Public opposition to the use of animals for entertainment is stronger than ever—evident from the closure of Ringling Bros. circus after 146 years of exploitation and the dozens of travel companies that have pulled elephant rides from their offerings—so it comes as no surprise that we’re receiving complaints from your viewers. And since we sent you information when elephants and bears were used in other series such as Silicon Valley, we’re stunned that HBO would allow this.
Captive wild animals also pose a serious threat to the safety of cast and crew. Just last week, director Carlos Carvalho was killed by a giraffe on the set of a TV show with wildlife experts present. There’s no way to predict the behavior of wild animals, and no amount of training can overcome their natural instincts.
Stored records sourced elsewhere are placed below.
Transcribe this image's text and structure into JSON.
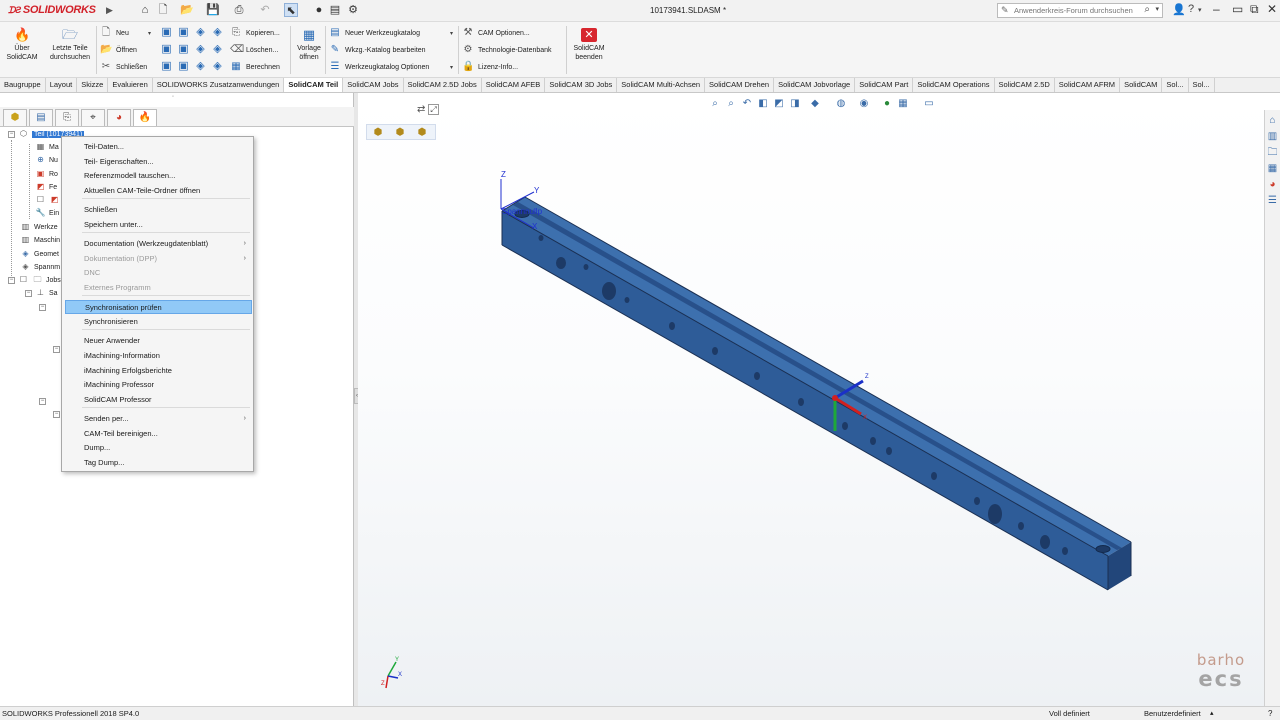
{
  "app": {
    "logo_brand": "SOLIDWORKS",
    "document_title": "10173941.SLDASM *",
    "search_placeholder": "Anwenderkreis-Forum durchsuchen"
  },
  "ribbon": {
    "uber_solidcam": "Über SolidCAM",
    "letzte_teile": "Letzte Teile durchsuchen",
    "neu": "Neu",
    "offnen": "Öffnen",
    "schliessen": "Schließen",
    "kopieren": "Kopieren...",
    "loschen": "Löschen...",
    "berechnen": "Berechnen",
    "vorlage_offnen": "Vorlage öffnen",
    "neuer_werkzeugkatalog": "Neuer Werkzeugkatalog",
    "wkzg_katalog_bearbeiten": "Wkzg.-Katalog bearbeiten",
    "werkzeugkatalog_optionen": "Werkzeugkatalog Optionen",
    "cam_optionen": "CAM Optionen...",
    "technologie_datenbank": "Technologie-Datenbank",
    "lizenz_info": "Lizenz-Info...",
    "solidcam_beenden": "SolidCAM beenden"
  },
  "tabs": [
    "Baugruppe",
    "Layout",
    "Skizze",
    "Evaluieren",
    "SOLIDWORKS Zusatzanwendungen",
    "SolidCAM Teil",
    "SolidCAM Jobs",
    "SolidCAM 2.5D Jobs",
    "SolidCAM AFEB",
    "SolidCAM 3D Jobs",
    "SolidCAM Multi-Achsen",
    "SolidCAM Drehen",
    "SolidCAM Jobvorlage",
    "SolidCAM Part",
    "SolidCAM Operations",
    "SolidCAM 2.5D",
    "SolidCAM AFRM",
    "SolidCAM",
    "Sol...",
    "Sol..."
  ],
  "active_tab": "SolidCAM Teil",
  "tree": {
    "root": "Teil (10173941)",
    "rows": [
      "Ma",
      "Nu",
      "Ro",
      "Fe",
      "",
      "Ein",
      "Werkze",
      "Maschin",
      "Geomet",
      "Spannm",
      "Jobs",
      "Sa"
    ]
  },
  "context_menu": {
    "items": [
      {
        "label": "Teil-Daten...",
        "disabled": false,
        "submenu": false
      },
      {
        "label": "Teil- Eigenschaften...",
        "disabled": false,
        "submenu": false
      },
      {
        "label": "Referenzmodell tauschen...",
        "disabled": false,
        "submenu": false
      },
      {
        "label": "Aktuellen CAM-Teile-Ordner öffnen",
        "disabled": false,
        "submenu": false
      },
      {
        "label": "Schließen",
        "disabled": false,
        "submenu": false
      },
      {
        "label": "Speichern unter...",
        "disabled": false,
        "submenu": false
      },
      {
        "label": "Documentation (Werkzeugdatenblatt)",
        "disabled": false,
        "submenu": true
      },
      {
        "label": "Dokumentation (DPP)",
        "disabled": true,
        "submenu": true
      },
      {
        "label": "DNC",
        "disabled": true,
        "submenu": false
      },
      {
        "label": "Externes Programm",
        "disabled": true,
        "submenu": false
      },
      {
        "label": "Synchronisation prüfen",
        "disabled": false,
        "submenu": false,
        "highlighted": true
      },
      {
        "label": "Synchronisieren",
        "disabled": false,
        "submenu": false
      },
      {
        "label": "Neuer Anwender",
        "disabled": false,
        "submenu": false
      },
      {
        "label": "iMachining-Information",
        "disabled": false,
        "submenu": false
      },
      {
        "label": "iMachining Erfolgsberichte",
        "disabled": false,
        "submenu": false
      },
      {
        "label": "iMachining Professor",
        "disabled": false,
        "submenu": false
      },
      {
        "label": "SolidCAM Professor",
        "disabled": false,
        "submenu": false
      },
      {
        "label": "Senden per...",
        "disabled": false,
        "submenu": true
      },
      {
        "label": "CAM-Teil bereinigen...",
        "disabled": false,
        "submenu": false
      },
      {
        "label": "Dump...",
        "disabled": false,
        "submenu": false
      },
      {
        "label": "Tag Dump...",
        "disabled": false,
        "submenu": false
      }
    ]
  },
  "viewport": {
    "axis_labels": {
      "z": "Z",
      "y": "Y",
      "x": "X"
    },
    "origin_label": "Spannnullp",
    "watermark_line1": "barho",
    "watermark_line2": "ecs",
    "colors": {
      "part": "#2f5e9a",
      "part_top": "#3a6fb0",
      "part_dark": "#213f6b",
      "x_axis": "#e02020",
      "y_axis": "#20b040",
      "z_axis": "#2030d0"
    }
  },
  "status": {
    "left": "SOLIDWORKS Professionell 2018 SP4.0",
    "state": "Voll definiert",
    "units": "Benutzerdefiniert"
  }
}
Dangerous interactions with captive elephants have resulted in dozens of human deaths or catastrophic injuries—including broken bones, crushed pelvises, collapsed and punctured lungs, degloving injuries, head wounds, and brain injuries.
Considering the realistic and cruelty-free CGI technology that exists today, all wild animals in HBO series should be computer-generated, just the way the tiger was so beautifully done in last night’s episode. May we please hear from you right away to confirm that any plans to use live bears or other wild animals will be canceled and that you will pledge to stop using and exploiting wild animals? Thank you for your consideration. I look forward to hearing from you.